Part of the problem is that people are living longer and the birth rate is falling, so the ratio of workers to beneficiaries is shrinking.
Additionally, much of wage growth has gone to higher earners, reducing the percentage of wages subject to Social Security tax, administration officials said. In 1983, 90% of earnings fell below the maximum amount subject to Social Security tax. That’s down to 82%, officials said.
That means payroll taxes will contribute a smaller percentage to Social Security's revenues.
Right now, the fund’s reserves make up for that shortfall. For instance, the total cost of Social Security last year was $1.244 trillion, while revenue covered only $1.222 trillion, according to the report. The program tapped the surplus, which ended last year at $2.830 trillion, down from $2.852 trillion. That reserve is expected to run out in 10 years.
The projected shortfall for Medicare — which covers 65 million people —largely stems from the rising cost of health care. Coming changes included in the Inflation Reduction Act to curb drug prices helped to boost the fund’s outlook.
President Biden also introduced other ways to keep Medicare afloat into the 2050s in his 2024 budget proposal. His ideas included upping the tax rate on earned and unearned income above $400,000; closing loopholes that keep some “pass-through” income from Medicare taxes; and permitting Medicare to negotiate on more prescription drugs.

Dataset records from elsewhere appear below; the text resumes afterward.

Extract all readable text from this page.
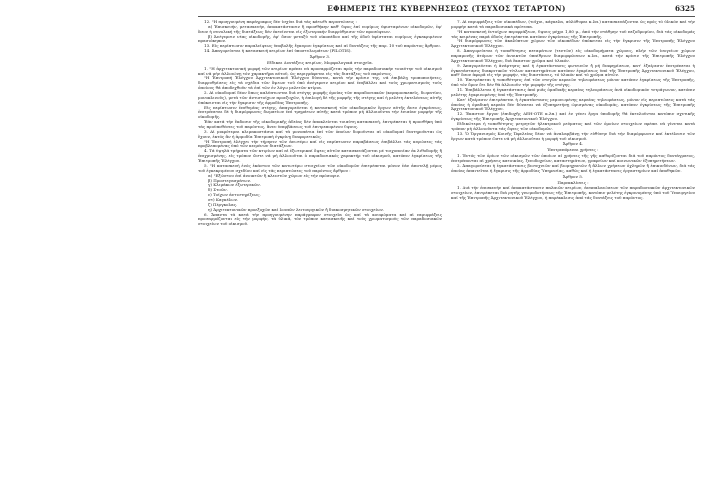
ΕΦΗΜΕΡΙΣ ΤΗΣ ΚΥΒΕΡΝΗΣΕΩΣ (ΤΕΥΧΟΣ ΤΕΤΑΡΤΟΝ)	6325

12. "Η προηγουμένη παράγραφος δέν ἰσχύει διά τάς κάτωθι περιπτώσεις :

α) Ἐπισκευήν, μετασκευήν, ἀποκατάστασιν ἤ προσθήκην καθ' ὕψος ἐπί νομίμως ὑφισταμένων οἰκοδομῶν, ἐφ' ὅσον ἡ συνολική τῆς διατάξεως δέν ἐκτείνεται εἰς ἐξωτερικήν διαρρύθμισιν τῶν προσόψεων.

β) Ἀνέγερσιν νέας οἰκοδομῆς, ἐφ' ὅσον μεταξύ τοῦ οἰκοπέδου καί τῆς ὁδοῦ ὑφίσταται νομίμως ἐγκεκριμένον πρασιόκηπον.

13. Εἰς περίπτωσιν παραλείψεως ὑποβολῆς ἔγκυρου ἐγκρίσεως καί αἱ διατάξεις τῆς παρ. 10 τοῦ παρόντος ἄρθρου.

14. Ἀπαγορεύεται ἡ κατασκευή κτιρίων ἐπί ὑποστυλωμάτων (PILOTIS).

Ἄρθρον 3.

Εἴδικαι Διατάξεις κτιρίων, Μορφολογικά στοιχεῖα.

1. "Η ἀρχιτεκτονική μορφή τῶν κτιρίων πρέπει νά προσαρμόζεται πρός τήν παραδοσιακήν τοιαύτην τοῦ οἰκισμοῦ καί νά μήν ἀλλοιώνῃ τόν χαρακτῆρα αὐτοῦ, ὡς περιγράφεται εἰς τάς διατάξεις τοῦ παρόντος.

"Η Ἐπιτροπή Ἐλέγχου Ἀρχιτεκτονικοῦ Ἐλέγχου δύναται, κατά τήν κρίσιν της, νά ἐπιβάλῃ τροποποιήσεις, διαρρυθμίσεις εἰς τά σχέδια τῶν ὄψεων τοῦ ὑπό ἀνέγερσιν κτιρίου καί ἐπιβάλλει καί τούς χρωματισμούς τούς ὁποίους θά ἀποδεχθοῦν τά ἐπί τῶν ἐν λόγω μελετῶν κτίρια.

2. Αἱ οἰκοδομαί δέον ὅπως καλύπτωνται διά στέγης μορφῆς ὁμοίας τῶν παραδοσιακῶν (κεραμοσκεπεῖς, δωματίου, μονοκλινοῦς), μετά τῶν ἀντιστοίχων προεξοχῶν, ἡ ἐπιλογή δέ τῆς μορφῆς τῆς στέγης καί ἡ μελέτη ἐκτελέσεως αὐτῆς ὑπόκεινται εἰς τήν ἔγκρισιν τῆς ἁρμοδίας Ἐπιτροπῆς.

Εἰς περίπτωσιν ἐπιθυμίας στέγης, ἀπαγορεύεται ἡ κατασκευή τῶν οἰκοδομικῶν ἔργων αὐτῆς ἄνευ ἐγκρίσεως, ἐπιτρέπεται δέ ἡ διαμόρφωσις δωματίων ἐπί τμημάτων αὐτῆς κατά τρόπον μή ἀλλοιοῦντα τήν ἑνιαίαν μορφήν τῆς οἰκοδομῆς.

Ἐάν κατά τήν ἔκδοσιν τῆς οἰκοδομικῆς ἀδείας δέν ἀποκλείεται τοιαύτη κατασκευή, ἐπιτρέπεται ἡ προσθήκη ὑπό τάς προϋποθέσεις τοῦ παρόντος, ἄνευ ὑπερβάσεως τοῦ ἐπιτρεπομένου ὕψους.

3. Αἱ μικρότεραι κλιμακοστάσια καί τά μονοπάτια ἐπί τῶν ὁποίων δομοῦνται αἱ οἰκοδομαί διατηροῦνται ὡς ἔχουν, ἐκτός ἄν ἡ ἁρμοδία Ἐπιτροπή ἐγκρίνῃ διαφορετικῶς.

"Η Ἐπιτροπή ἐλέγχει τήν τήρησιν τῶν ἀνωτέρω καί εἰς περίπτωσιν παραβάσεως ἐπιβάλλει τάς κυρώσεις τάς προβλεπομένας ὑπό τῶν κειμένων διατάξεων.

4. Τά ὑψηλά τμήματα τῶν κτιρίων καί αἱ ἐξωτερικαί ὄψεις αὐτῶν κατασκευάζονται μέ τοιχοποιίαν ἐκ λιθοδομῆς ἤ ἐπιχρισμένης, εἰς τρόπον ὥστε νά μή ἀλλοιοῦται ὁ παραδοσιακός χαρακτήρ τοῦ οἰκισμοῦ, κατόπιν ἐγκρίσεως τῆς Ἐπιτροπῆς Ἐλέγχου.

5. "Η κατασκευή ἐνός ἑκάστου τῶν κατωτέρω στοιχείων τῶν οἰκοδομῶν ἐπιτρέπεται μόνον ἐάν ἀποτελῇ μέρος τοῦ ἐγκεκριμένου σχεδίου καί εἰς τάς περιπτώσεις τοῦ παρόντος ἄρθρου :

α) "Εξώστου ἐπί ἀνοικτῶν ἤ κλειστῶν χώρων εἰς τήν πρόσοψιν.

β) Προστεγασμάτων.

γ) Κλιμάκων ἐξωτερικῶν.

δ) Στοῶν.

ε) Τοίχων ἀντιστηρίξεως.

στ) Καγκέλων.

ζ) Πέργκολας.

η) Ἀρχιτεκτονικῶν προεξοχῶν καί λοιπῶν λειτουργικῶν ἤ διακοσμητικῶν στοιχείων.

6. Ἅπαντα τά κατά τήν προηγουμένην παράγραφον στοιχεῖα ὡς καί τά κουφώματα καί αἱ περιφράξεις προσαρμόζονται εἰς τήν μορφήν, τά ὑλικά, τόν τρόπον κατασκευῆς καί τούς χρωματισμούς τῶν παραδοσιακῶν στοιχείων τοῦ οἰκισμοῦ.

7. Αἱ περιφράξεις τῶν οἰκοπέδων, (τοῖχοι, κάγκελα, αὐλόθυραι κ.λπ.) κατασκευάζονται ὡς πρός τό ὑλικόν καί τήν μορφήν κατά τά παραδοσιακά πρότυπα.

"Η κατασκευή ἐντοίχων περιφράξεων, ὕψους μέχρι 1,80 μ., ἀπό τήν στάθμην τοῦ πεζοδρομίου, διά τάς οἰκοδομάς τάς κειμένας παρά ὁδούς ἐπιτρέπεται κατόπιν ἐγκρίσεως τῆς Ἐπιτροπῆς.

"Η διαμόρφωσις τῶν ἀκαλύπτων χώρων τῶν οἰκοπέδων ὑπόκειται εἰς τήν ἔγκρισιν τῆς Ἐπιτροπῆς Ἐλέγχου Ἀρχιτεκτονικοῦ Ἐλέγχου.

8. Ἀπαγορεύεται ἡ τοποθέτησις πεταμάτων (τεντῶν) εἰς οἰκοδομήματα χώρους, πλήν τῶν ἰσογείων χώρων παραμονῆς ἀτόμων τῶν ἀνοικτῶν ὑπαίθριων διαμορφώσεων κ.λπ., κατά τήν κρίσιν τῆς Ἐπιτροπῆς Ἐλέγχου Ἀρχιτεκτονικοῦ Ἐλέγχου, διά ἕκαστον χρῶμα καί ὑλικόν.

9. Ἀπαγορεύεται ἡ ἀνάρτησις καί ἡ ἐγκατάστασις φωτεινῶν ἤ μή διαφημίσεων, κατ' ἐξαίρεσιν ἐπιτρέπεται ἡ ἐγκατάστασις διακριτικῶν τίτλων καταστημάτων κατόπιν ἐγκρίσεως ὑπό τῆς Ἐπιτροπῆς Ἀρχιτεκτονικοῦ Ἐλέγχου, καθ' ὅσον ἀφορᾶ εἰς τήν μορφήν, τάς διαστάσεις, τό ὑλικόν καί τό χρῶμα αὐτῶν.

10. Ἐπιτρέπεται ἡ τοποθέτησις ἐπί τῶν στεγῶν κεραιῶν τηλεοράσεως μόνον κατόπιν ἐγκρίσεως τῆς Ἐπιτροπῆς, ὑπό τόν ὅρον ὅτι δέν θά ἀλλοιοῦν τήν μορφήν τῆς στέγης.

11. Ἐπιβάλλεται ἡ ἐγκατάστασις ἀπό μιᾶς ὁμαδικῆς κεραίας τηλεοράσεως ἀνά οἰκοδομικόν τετράγωνον, κατόπιν μελέτης ἐγκρινομένης ὑπό τῆς Ἐπιτροπῆς.

Κατ' ἐξαίρεσιν ἐπιτρέπεται ἡ ἐγκατάστασις μεμονωμένης κεραίας τηλεοράσεως, μόνον εἰς περιπτώσεις κατά τάς ὁποίας ἡ ὁμαδική κεραία δέν δύναται νά ἐξυπηρετήσῃ ὡρισμένας οἰκοδομάς, κατόπιν ἐγκρίσεως τῆς Ἐπιτροπῆς Ἀρχιτεκτονικοῦ Ἐλέγχου.

12. Ἐκαστον ἔργον (ἐπιδοχῆς ΔΕΗ-ΟΤΕ κ.λπ.) καί ἐν γένει ἔργα ὑποδομῆς θά ἐκτελοῦνται κατόπιν σχετικῆς ἐγκρίσεως τῆς Ἐπιτροπῆς Ἀρχιτεκτονικοῦ Ἐλέγχου.

Εἰδικώτερα ἡ τοποθέτησις μετρητῶν ἠλεκτρικοῦ ρεύματος καί τῶν ὁμοίων στοιχείων πρέπει νά γίνεται κατά τρόπον μή ἀλλοιοῦντα τάς ὄψεις τῶν οἰκοδομῶν.

13. Ὁ Ὀργανισμός Κοινῆς Ὠφελείας δέον νά ἀναλαμβάνῃ τήν εὐθύνην διά τήν διαμόρφωσιν καί ἐκτέλεσιν τῶν ἔργων κατά τρόπον ὥστε νά μή ἀλλοιοῦται ἡ μορφή τοῦ οἰκισμοῦ.

Ἄρθρον 4.

Ἐπιτρεπόμεναι χρήσεις :

1. Ἐντός τῶν ὁρίων τῶν οἰκισμῶν τῶν ὁποίων αἱ χρήσεις τῆς γῆς καθορίζονται διά τοῦ παρόντος διατάγματος, ἐπιτρέπονται αἱ χρήσεις κατοικίας, ξενοδοχείων, καταστημάτων, γραφείων καί κοινωνικῶν ἐξυπηρετήσεων.

2. Ἀπαγορεύεται ἡ ἐγκατάστασις βιοτεχνιῶν καί βιομηχανιῶν ἤ ἄλλων χρήσεων ὀχληρῶν ἤ ἐπικινδύνων, διά τάς ὁποίας ἀπαιτεῖται ἡ ἔγκρισις τῆς ἁρμοδίας Ὑπηρεσίας, καθώς καί ἡ ἐγκατάστασις ἐργαστηρίων καί ἀποθηκῶν.

Ἄρθρον 5.

Παρεκκλίσεις :

1. Διά τήν ἐπισκευήν καί ἀποκατάστασιν παλαιῶν κτιρίων, ἀναπαλαιώσεων τῶν παραδοσιακῶν ἀρχιτεκτονικῶν στοιχείων, ἐπιτρέπεται διά ρητῆς γνωμοδοτήσεως τῆς Ἐπιτροπῆς, κατόπιν μελέτης ἐγκρινομένης ὑπό τοῦ Ὑπουργείου καί τῆς Ἐπιτροπῆς Ἀρχιτεκτονικοῦ Ἐλέγχου, ἡ παρέκκλισις ἀπό τάς διατάξεις τοῦ παρόντος.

Biden’s budget proposal didn’t include specific details on shoring up Social Security, instead asking Congress to work together to solve the dilemma, a move that senators blasted the administration for.
Bipartisan proposals floating around include increasing the age that seniors can get their full Social Security benefits to 70 as well as changing the formula used to calculate Social Security benefits. Both could end up hurting the people who depend most on Social Security for the bulk of their income in old age, critics — including many Democrats — have charged. Another proposal supported by many Democrats is lifting the Social Security payroll tax ceiling, which is $160,200 this year.
No matter the solution, the clock is ticking, with only 10 years to go.
"Pronouncements from both sides of the aisle that we must 'protect' Social Security from any fiscal reforms obscure a hard truth: Failing to act means imposing a substantial benefit cut on every beneficiary, starting in just a decade from now," Akabas said. "Congress must come together, make compromises, and solve this problem as quickly as possible."
Kerry Hannon contributed to this report.